The school was six shows into an eight-show production season in 2020. They also work with students in Richmond and Henrico County schools through their “Stages” program, while their summer camp serves almost 1,000 students each year. It all ground to a halt when SPARC shut its doors in March 2020. But it didn’t take long for organizers to find a way for the 40-year-old organization to continue its mission of influencing young people’s lives through performing arts education.
By the spring, the staff discovered how to lead at-home activities, story times, vocal workshops, mindfulness techniques and improv dance sessions through social media. In the summer, via videoconferencing, SPARC produced its New Voices for the Theater Virtual Festival of New Work, as well as online classes. Members of a SPARC teen leadership program produced fundraising videos for a new outdoor facility and shared how the organization has shaped them. In the winter, SPARC gained a rhythm while pivoting to virtual classes and socially distanced programming that included technical theater classes and drop-in Saturday workshops.
“Students are in their kitchens, in their bedrooms, dancing and singing and playing games with their peers in very much the same way that they would have done if they could join us at SPARC,” Earnest says.
The school that now includes classes, an LGBTQ teen troupe, summer camps, technical theater workshops and a touring ensemble has also made arrangements for safer instruction at SPARC. The Bill Talley Ford Outdoor Classroom, installed in October, is a 24-by-66-foot structure that can hold up to 26 students and teachers while allowing them to keep a safe distance from each other.
“By building this outdoor classroom, we’ve given our students a really wonderful environment where they can gather safely and comfortably throughout the course of the seasons with lighting and some heating elements … to make sure that they can still have classes regularly outdoors,” Earnest says.

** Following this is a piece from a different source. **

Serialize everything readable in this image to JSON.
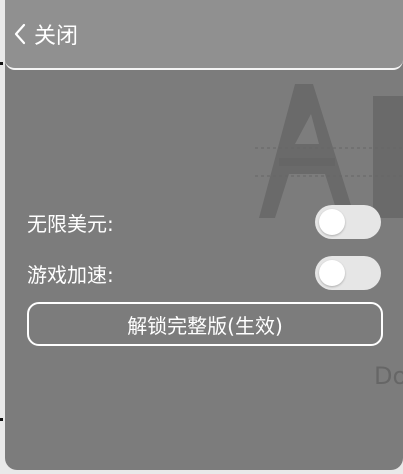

The school’s work to continue its mission hasn’t gone unnoticed. Megan Heaslip Blake’s 14-year-old daughter, Katie, who has Down syndrome, attends performing arts classes at the school. “We’re just so appreciative that they’ve made an effort to keep it going,” Heaslip Blake says. “We’re just really, really grateful that it continues to be a part of our lives. And especially now, with virtual schooling and being home all day with really limited social opportunities, [SPARC] is an even brighter light in these long, long weeks of virtual schooling.”
The school plans to resume its summer camp later this year, and registration began last month. Spring training classes and virtual options continue as well, with the teen troupe holding rehearsals as it prepares to record an adaptation of the Alfred Hitchcock film “The 39 Steps” to air on VPM radio in June.